Thursday, March 6, 2014

Lenten Project: Day Two

You've probably seen the news about a pregnant mother, Ebony Wilkerson, who drove her van full of kids into the ocean.  My Facebook feed is filled with posts and reposts, some offering compassion, most offering judgement.  If you go to the news articles online, the comments sections are horrifyingly filled with calls for the woman to be "locked up, and throw away the key," or for her kids to be taken away from her, or for her sterilisation, since "people like her shouldn't get to be parents."

All I can feel for her is sadness. It seems obvious that she was under the influence of a serious illness when she did this. I feel this sadness profoundly, because I am an Ebony.

Next, 2010

In the Spring of 2010, I attended Sovereign Grace's NEXT Conference in Baltimore.  With my sister Joanna, I rode the packed-full chartered bus from Greenville, SC, to the conference center.  Almost immediately upon setting out in the very early morning, I started miscarrying a baby.  It was my third miscarriage.

At that point, I was in the early stages of severe postpartum depression, brought on by my son self-weaning a couple months before.  I had sunk deep enough into my depression that my libido was completely gone.  For several months, I'd been saying no.  Thus, when I began miscarrying, I was shocked.  Somewhere along the way, consent lines had been crossed, and I couldn't even remember it!  I knew that my marriage was not a safe place, but I hadn't understood how unsafe till then.

The shock and sudden grief of discovering an unexpected pregnancy, only to simultaneously realise that the precious little life I'd unknowingly carried was already gone pushed me over the edge.  I was pretty depressed, but that event caused me to totally lose my will to live.  The next day, after settling in the hotel and attending a couple conference sessions, I wasn't at all better.  The bleeding had stopped, but it seemed my heart was hemorrhaging.

That afternoon, I attempted to step out into heavy rushing traffic in downtown Baltimore, right by the Inner Harbor.  My sister Joanna stopped me.  She didn't know exactly what my intentions were, but she could tell that something wasn't right, even though I wouldn't talk to her about it.  She stuck to my side, as only an annoying little sister can do, making sure I didn't try to hurt myself anymore.

In the evening, before the conference session (if I remember correctly, it was on Scripture, by Kevin DeYoung), one of the young men who came with our church group approached me and told me he felt led to pray over me.  Perhaps he'd noticed how I stared blankly at the ships in the harbor while at dinner.  I'd been wishing I could swim underneath those ships and intentionally fill my lungs with harbor water.  Maybe he just felt a leading from the Lord.  I don't know.  What I do know is that when he prayed, a peace came over me.  I knew that I would make it back home to Greenville alive.

I didn't know that I'd continue this struggle with postpartum depression for quite some time, or that I'd have to take medicine to feel half-way normal again.  I couldn't have imagined that my marriage would simply disintegrate and end up having heavy consequences that I'd have to live with forever.  I didn't realise that I'd keep my lost baby a secret till today, when Ebony's story would prompt me to tell mine.
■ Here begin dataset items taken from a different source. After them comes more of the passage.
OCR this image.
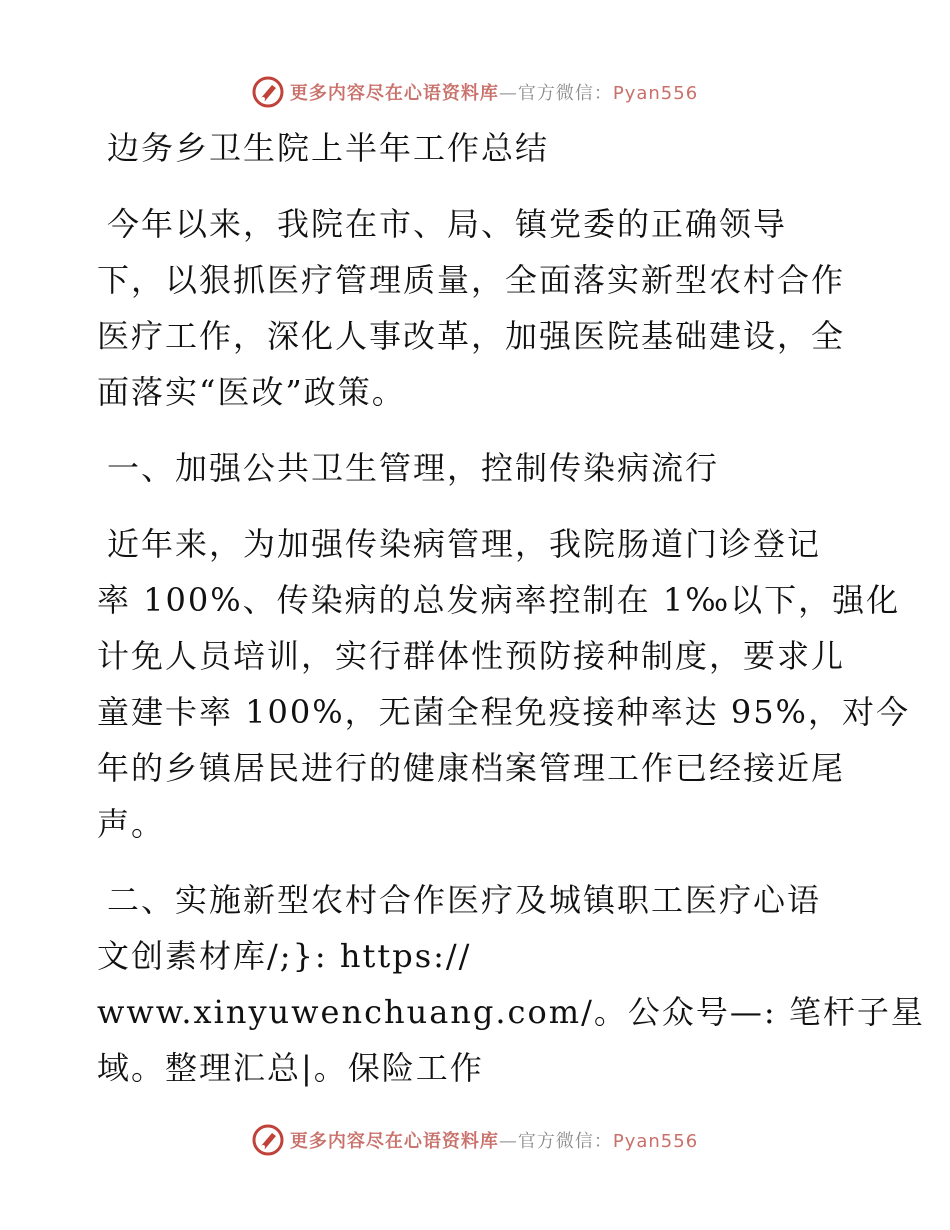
更多内容尽在心语资料库—官方微信：Pyan556
边务乡卫生院上半年工作总结
今年以来，我院在市、局、镇党委的正确领导
下，以狠抓医疗管理质量，全面落实新型农村合作
医疗工作，深化人事改革，加强医院基础建设，全
面落实“医改”政策。
一、加强公共卫生管理，控制传染病流行
近年来，为加强传染病管理，我院肠道门诊登记
率 100%、传染病的总发病率控制在 1‰以下，强化
计免人员培训，实行群体性预防接种制度，要求儿
童建卡率 100%，无菌全程免疫接种率达 95%，对今
年的乡镇居民进行的健康档案管理工作已经接近尾
声。
二、实施新型农村合作医疗及城镇职工医疗心语
文创素材库/;}: https://
www.xinyuwenchuang.com/。公众号—: 笔杆子星
域。整理汇总|。保险工作
更多内容尽在心语资料库—官方微信：Pyan556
What I did know was that I had hope for the next day.  That's it.  Just a day's worth of hope.  And I kept getting days' worths at a time, until, in October of 2010, I got that theme tattooed on my arm.

Ironically, I was required to cut off my NEXT 2010 wristband in order to give the tattoo artist access to my whole arm.  I felt as though I were cutting away the darkness of that past and fixing my eyes on the future, with my daily allotment of hope.

The rest of the story is crazy and imperfect and quite a winding tale (other parts of which I may yet blog about during this Lenten project), but suffice it to say, my ex-husband and I have reconciled, as much as a divorced pair of people can be, and have both affirmed our forgiveness for each other many times, for many different failings on both our parts.  I talked to him before even posting this, because I respect him enough to not want to be heartless and unkind to him anymore.  My past is my story.  I can only tell what I experienced.

However, the point is that I now look at my past through the lens of hope.  That hope gave me time to heal, time to grow, time and distance to learn to forgive.

PPD sucks.  I know how Ebony feels.  Abuse is horrible (and there's some indication from news sources that she may have been experiencing that as well).  Loss is terrible.  But there can still be forgiveness and healing.  There is still hope in redemption.  Hope for tomorrow.

If you or someone you know is acting strangely soon after having a baby or weaning, please know that there is hope.  You can't feel it, but it's there, waiting for you.  Please let someone know that you need help.  Talk to your doctor, a neighbour, a friend from church or your community, or contact someone at Postpartum Support International.  You are not alone.